Nowhere in Trump’s tweets urging Republicans to “MAKE CHANGE!” and “switch to a 51 majority vote” did he acknowledge that the failed Republican legislation only had 49 votes.
Though Republicans hold a 52-seat majority in the Senate, three GOP senators — Sen. Lisa Murkowski, Sen. Susan Collins and McCain — broke from the ranks and voted, along with Democratic lawmakers, to strike down the so-called “skinny” Obamacare repeal legislation. McConnell was trying to pass the legislation through budget reconciliation, which would have only required a simple majority of votes to pass.
“8 Dems totally control the U.S. Senate,” Trump tweeted on Saturday. “Many great Republican bills will never pass, like Kate’s Law and complete Healthcare. Get smart!”

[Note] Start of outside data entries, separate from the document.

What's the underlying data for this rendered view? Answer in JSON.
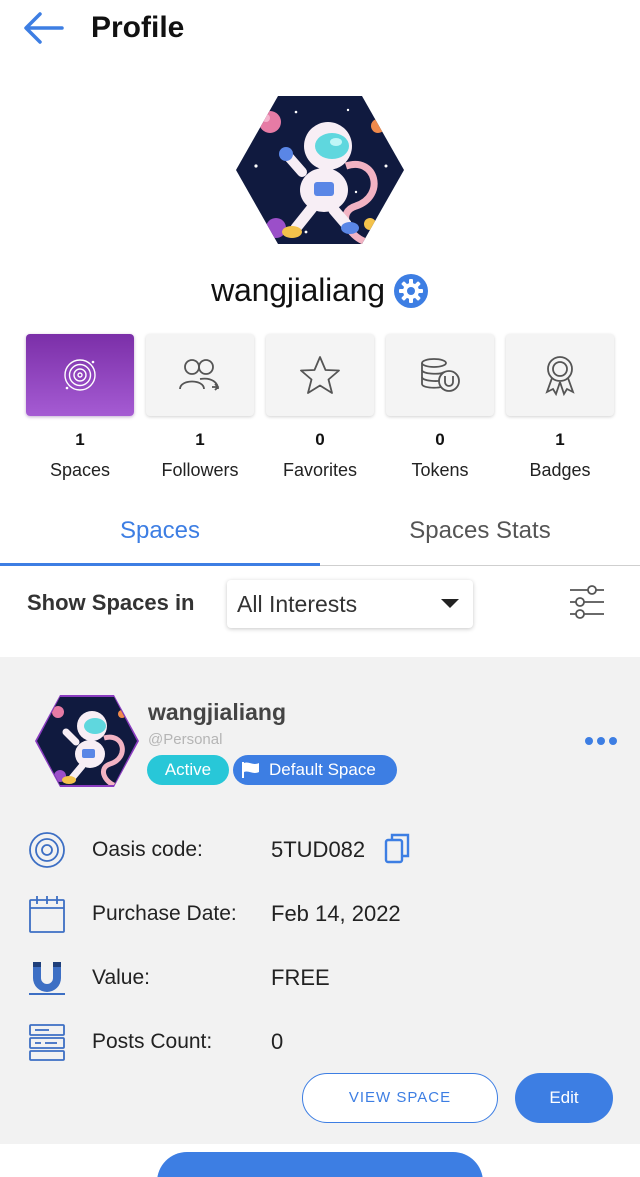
{
  "header": {
    "title": "Profile"
  },
  "profile": {
    "username": "wangjialiang"
  },
  "stats": [
    {
      "count": "1",
      "label": "Spaces",
      "icon": "space-icon",
      "active": true
    },
    {
      "count": "1",
      "label": "Followers",
      "icon": "followers-icon",
      "active": false
    },
    {
      "count": "0",
      "label": "Favorites",
      "icon": "star-icon",
      "active": false
    },
    {
      "count": "0",
      "label": "Tokens",
      "icon": "tokens-icon",
      "active": false
    },
    {
      "count": "1",
      "label": "Badges",
      "icon": "badge-icon",
      "active": false
    }
  ],
  "tabs": [
    {
      "label": "Spaces",
      "active": true
    },
    {
      "label": "Spaces Stats",
      "active": false
    }
  ],
  "filter": {
    "label": "Show Spaces in",
    "selected": "All Interests"
  },
  "card": {
    "name": "wangjialiang",
    "handle": "@Personal",
    "status_badge": "Active",
    "default_badge": "Default Space",
    "rows": [
      {
        "label": "Oasis code:",
        "value": "5TUD082",
        "icon": "oasis-icon"
      },
      {
        "label": "Purchase Date:",
        "value": "Feb 14, 2022",
        "icon": "calendar-icon"
      },
      {
        "label": "Value:",
        "value": "FREE",
        "icon": "magnet-icon"
      },
      {
        "label": "Posts Count:",
        "value": "0",
        "icon": "posts-icon"
      }
    ],
    "view_button": "VIEW SPACE",
    "edit_button": "Edit"
  },
  "colors": {
    "accent": "#3d7ee3",
    "active_badge": "#28c7d8",
    "tile_active": "#8a3cc0",
    "card_bg": "#f2f2f2"
  }
}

The morning tweetstorm appeared motivated primarily by the failure of the healthcare bill, and by Trump’s frustrations with the legislative process and particularly with McConnell, who White House officials said told them to stay out of the healthcare fight and let the tactician of the Senate handle the nuts and bolts of pushing through the legislation.

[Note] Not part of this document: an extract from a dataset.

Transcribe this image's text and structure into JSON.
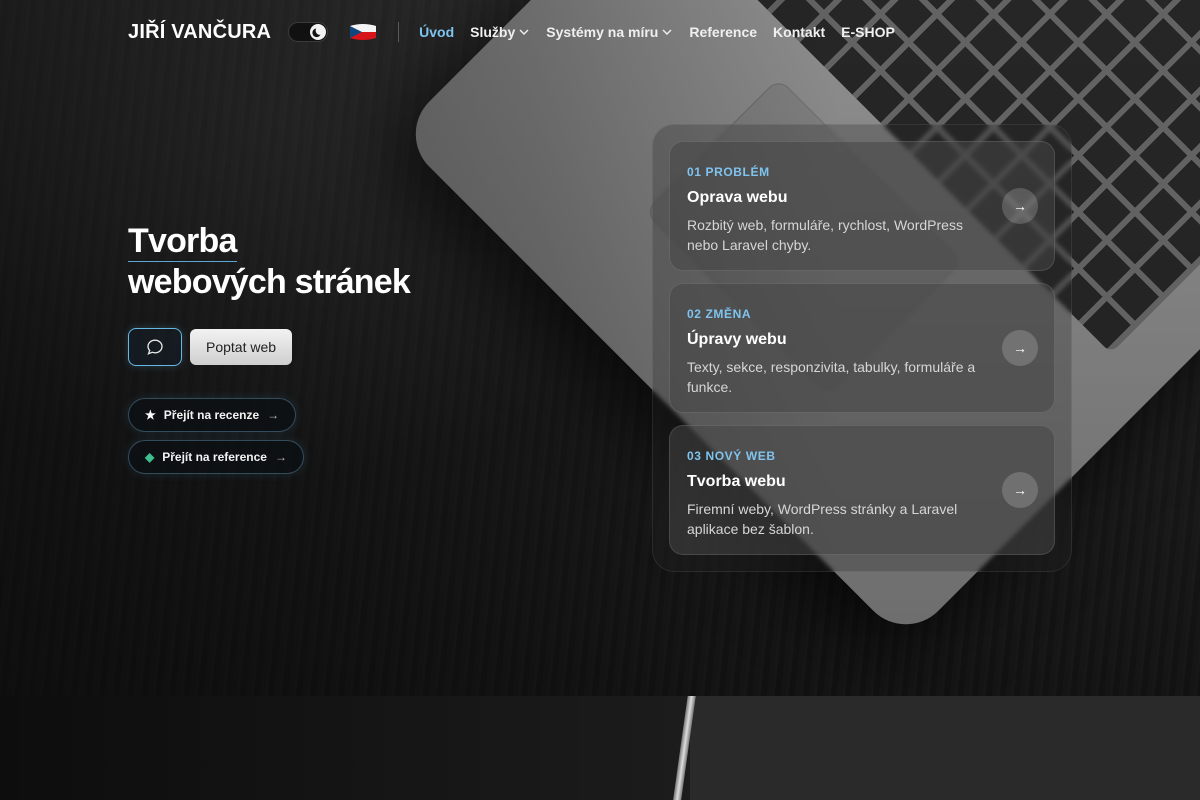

But it also came after a two-week stretch of chaotic changes in the White House. A week ago, press secretary Sean Spicer resigned abruptly from his position, after Anthony Scaramucci, a former hedgefund manager and Trump campaign fundraiser, was named communications director. Scaramucci, who opened his tenure in the White House with a profane rant to a reporter from the New Yorker about Priebus and chief strategist Steve Bannon, has vowed a broad overhaul of the communications shop, that will include firing anyone thought to be a “leaker.”

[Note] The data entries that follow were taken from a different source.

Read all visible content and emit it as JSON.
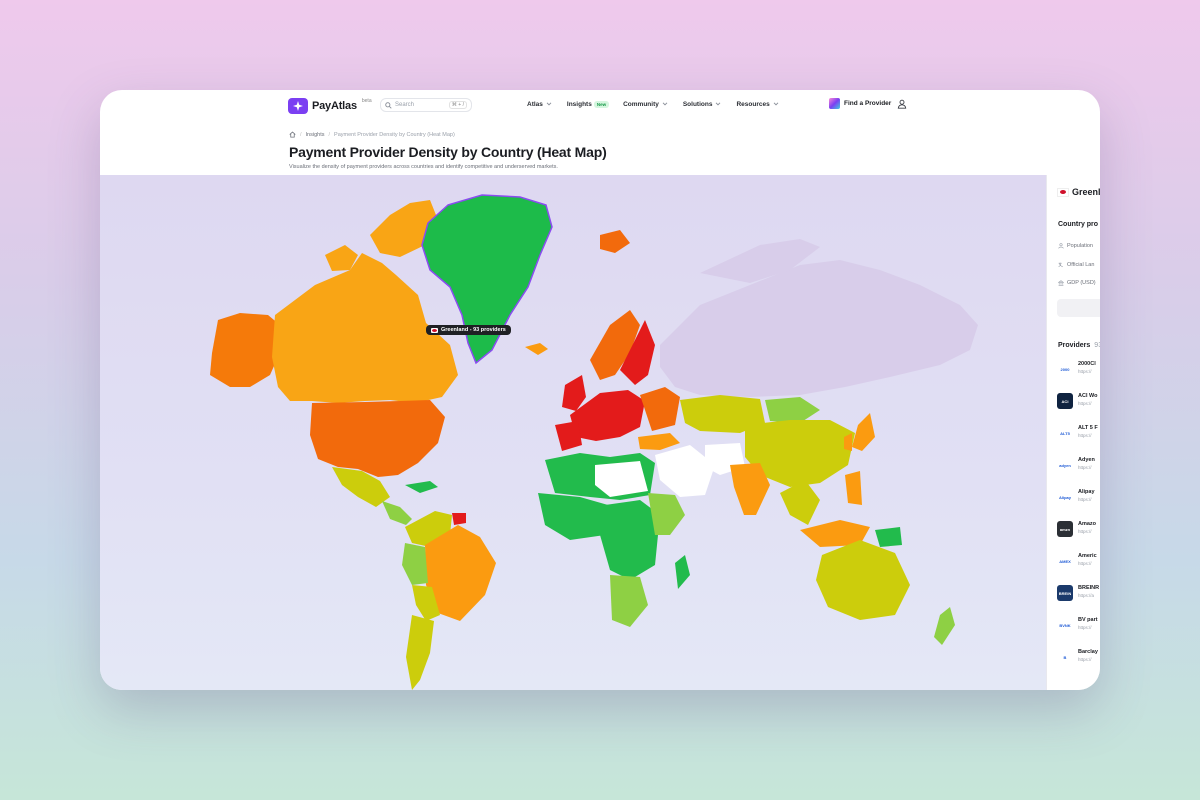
{
  "nav": {
    "logo_text": "PayAtlas",
    "beta_label": "beta",
    "search_placeholder": "Search",
    "search_shortcut": "⌘ + /",
    "menu": [
      {
        "label": "Atlas"
      },
      {
        "label": "Insights",
        "badge": "New"
      },
      {
        "label": "Community"
      },
      {
        "label": "Solutions"
      },
      {
        "label": "Resources"
      }
    ],
    "find_provider": "Find a Provider"
  },
  "breadcrumb": {
    "section": "Insights",
    "current": "Payment Provider Density by Country (Heat Map)"
  },
  "page": {
    "title": "Payment Provider Density by Country (Heat Map)",
    "subtitle": "Visualize the density of payment providers across countries and identify competitive and underserved markets."
  },
  "map": {
    "tooltip": "Greenland - 93 providers",
    "colors": {
      "background": "#e0dcf2",
      "no_data": "#d8cdea",
      "very_high": "#e31b1b",
      "high": "#f26a0c",
      "mid_high": "#fb9b10",
      "mid": "#cccd0c",
      "low": "#8ed044",
      "very_low": "#22bb4c",
      "none": "#ffffff"
    }
  },
  "panel": {
    "country": "Greenl",
    "country_section": "Country pro",
    "rows": [
      "Population",
      "Official Lan",
      "GDP (USD)"
    ],
    "providers_title": "Providers",
    "providers_count": "93",
    "providers": [
      {
        "name": "2000Cl",
        "url": "https://",
        "logo_color": "#ffffff",
        "logo_text": "2000"
      },
      {
        "name": "ACI Wo",
        "url": "https://",
        "logo_color": "#0f2340",
        "logo_text": "ACI"
      },
      {
        "name": "ALT 5 F",
        "url": "https://",
        "logo_color": "#ffffff",
        "logo_text": "ALT5"
      },
      {
        "name": "Adyen",
        "url": "https://",
        "logo_color": "#ffffff",
        "logo_text": "adyen"
      },
      {
        "name": "Alipay",
        "url": "https://",
        "logo_color": "#ffffff",
        "logo_text": "Alipay"
      },
      {
        "name": "Amazo",
        "url": "https://",
        "logo_color": "#2b2f35",
        "logo_text": "amzn"
      },
      {
        "name": "Americ",
        "url": "https://",
        "logo_color": "#ffffff",
        "logo_text": "AMEX"
      },
      {
        "name": "BREINR",
        "url": "https://a",
        "logo_color": "#1b3a6b",
        "logo_text": "BREIN"
      },
      {
        "name": "BV part",
        "url": "https://",
        "logo_color": "#ffffff",
        "logo_text": "BVNK"
      },
      {
        "name": "Barclay",
        "url": "https://",
        "logo_color": "#ffffff",
        "logo_text": "B"
      }
    ]
  }
}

Son-in-law Jared Kushner, meanwhile, spent the first half of last week in closed-door sessions with the House and Senate intelligence committees being grilled about his dealings with Russian operatives during the campaign and the transition. Trump, meanwhile, has continued to publicly berate his Attorney General, Jeff Sessions, who has drawn the president’s ire for recusing himself from the ongoing Russia investigation. That tiff has forced a split in his own party as Republicans inside and outside the administration warn the president of the folly of firing one of his earliest campaign supporters.
And lost in all the noise coming from inside Trump’s White House was an announcement from North Korea that its latest intercontinental ballistic missile test showed that the entire mainland of the United States is now within striking range.
But the president has something on the calendar to buck up his flagging spirits. In the middle of the turbulent week of changes, many of them long discussed and overdue, Trump’s campaign announced the president would travel to West Virginia on Thursday to participate in one of his favorite activities: a good, old-fashioned campaign rally.
Brent Griffiths contributed to this report.